2. Should my wife's 403b be entirely Roth at this point? This may be one of those "its up to you, since we don't know what taxes will be like in XX years" type questions. Currently, my 401K contributions are entirely Roth, based off of my own opinion that I'll (presumably) be in a higher tax bracket whenever I start making withdrawals. I'd assume we'd want her 403b to be entirely Roth as well.
3. I feel really smart asking this one: How do I go about contributing to my wife's 403b? Is there a certain correct process in which I actually put money into the account? I can totally see myself doing that "wrong" per say, if that makes any sense.

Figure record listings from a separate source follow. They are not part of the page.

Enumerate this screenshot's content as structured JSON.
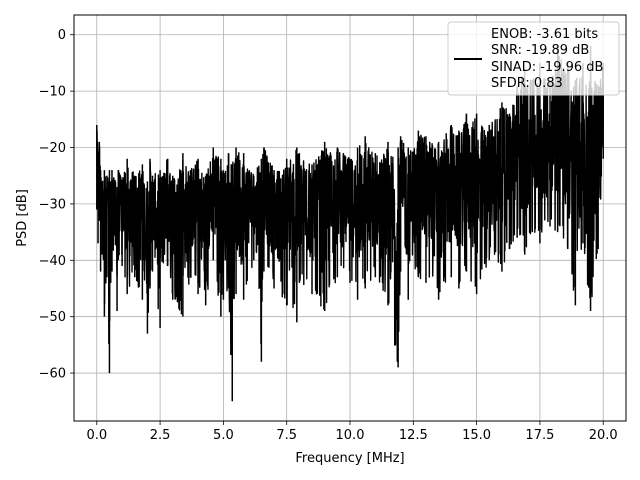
{
  "chart_data": {
    "type": "line",
    "title": "",
    "xlabel": "Frequency [MHz]",
    "ylabel": "PSD [dB]",
    "xlim": [
      -0.9,
      20.9
    ],
    "ylim": [
      -68.5,
      3.5
    ],
    "xticks": [
      0.0,
      2.5,
      5.0,
      7.5,
      10.0,
      12.5,
      15.0,
      17.5,
      20.0
    ],
    "xtick_labels": [
      "0.0",
      "2.5",
      "5.0",
      "7.5",
      "10.0",
      "12.5",
      "15.0",
      "17.5",
      "20.0"
    ],
    "yticks": [
      0,
      -10,
      -20,
      -30,
      -40,
      -50,
      -60
    ],
    "ytick_labels": [
      "0",
      "−10",
      "−20",
      "−30",
      "−40",
      "−50",
      "−60"
    ],
    "grid": true,
    "legend_placement": "top-right",
    "legend_lines": [
      "ENOB: -3.61 bits",
      "SNR: -19.89 dB",
      "SINAD: -19.96 dB",
      "SFDR: 0.83"
    ],
    "series_color": "#000000",
    "series": [
      {
        "name": "",
        "x": [
          0.0,
          0.05,
          0.1,
          0.15,
          0.2,
          0.3,
          0.4,
          0.5,
          0.55,
          0.6,
          0.8,
          0.85,
          1.0,
          1.2,
          1.5,
          1.8,
          2.0,
          2.1,
          2.2,
          2.5,
          2.8,
          3.0,
          3.4,
          3.7,
          4.0,
          4.3,
          4.6,
          4.9,
          5.0,
          5.2,
          5.35,
          5.5,
          5.8,
          6.2,
          6.5,
          6.6,
          7.0,
          7.5,
          7.9,
          8.0,
          8.5,
          9.0,
          9.5,
          10.0,
          10.3,
          10.6,
          11.0,
          11.5,
          11.9,
          12.0,
          12.3,
          12.7,
          13.0,
          13.5,
          14.0,
          14.3,
          14.6,
          15.0,
          15.5,
          16.0,
          16.3,
          16.6,
          16.9,
          17.2,
          17.5,
          17.9,
          18.2,
          18.6,
          18.9,
          19.2,
          19.5,
          19.8,
          20.0
        ],
        "max": [
          -16,
          -22,
          -19,
          -24,
          -27,
          -24,
          -25,
          -24,
          -26,
          -24,
          -27,
          -24,
          -26,
          -22,
          -25,
          -23,
          -26,
          -22,
          -25,
          -24,
          -22,
          -25,
          -21,
          -24,
          -22,
          -25,
          -20,
          -22,
          -24,
          -21,
          -23,
          -20,
          -21,
          -25,
          -22,
          -20,
          -24,
          -22,
          -20,
          -21,
          -23,
          -19,
          -20,
          -22,
          -20,
          -18,
          -21,
          -19,
          -20,
          -18,
          -20,
          -17,
          -18,
          -19,
          -16,
          -17,
          -14,
          -14,
          -16,
          -12,
          -14,
          -9,
          -6,
          -8,
          -5,
          -8,
          -2,
          -5,
          -8,
          -5,
          -2,
          -9,
          -5
        ],
        "min": [
          -31,
          -37,
          -33,
          -42,
          -39,
          -50,
          -43,
          -60,
          -44,
          -42,
          -49,
          -40,
          -41,
          -46,
          -43,
          -47,
          -53,
          -45,
          -42,
          -52,
          -41,
          -47,
          -50,
          -43,
          -46,
          -48,
          -40,
          -50,
          -47,
          -45,
          -65,
          -46,
          -47,
          -40,
          -58,
          -42,
          -45,
          -48,
          -51,
          -44,
          -46,
          -49,
          -43,
          -44,
          -47,
          -45,
          -43,
          -48,
          -59,
          -42,
          -47,
          -43,
          -44,
          -47,
          -43,
          -45,
          -42,
          -46,
          -40,
          -42,
          -38,
          -36,
          -39,
          -35,
          -37,
          -34,
          -35,
          -38,
          -48,
          -37,
          -49,
          -38,
          -22
        ]
      }
    ]
  }
}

20Dukes11 wrote:How do I, her spouse, contribute to her plan?
20Dukes11 wrote:Since switching my future contributions over to the VGSTX fund, I have some more noob questions. Obviously, since I just switched over to this fund from the Lifetime 2050, about 97% of my balance still lies in the Lifetime 2050. Do I transfer the entirety of this balance over into the VGSTX? Additionally, with my new contributions to my wife's 403b, we should also be moving that entire balance over to the VGEMX fund, correct?
20Dukes11 wrote:I guess the most obvious solution is to do a one-time dump of some cash into the 403b account to help it catch up
So, you have $15K in your 401k. How much does she have in her 403b? Do you have any IRAs yet? Are you still in STAR and Wellington?
Your best bet here is to stop obsessing about exact allocation, and start figuring out how to contribute the most money possible. In summary, you should do this:
1. Contribute to your 401k up to the employer match (done?)
2. Contribute to spouse's TSERS up to the employer match if any (done?)
3. Fully fund Roth IRA's for both you and spouse. This should be your emergency fund. Are you doing this?
4. Any extra, split the difference between her 403b and your 401k, up to max in each.
20Dukes11 wrote:3. Fully fund Roth IRA's for both you and spouse. This should be your emergency fund. Are you doing this?
Nope. Wife and I have an emergency fund of $15K in a local credit union savings account (earns .75% interest). I have not found any other investing or savings vehicle that I feel properly educated about to put this emergency fund in. I don't believe there's anything out there as liquid as this savings account. Isn't an emergency fund for...emergencies? Like, "I need this $ now because my hot water heater just went out." I was thinking putting this $15K anywhere else would "tie it up", and that's not what emergency funds are for.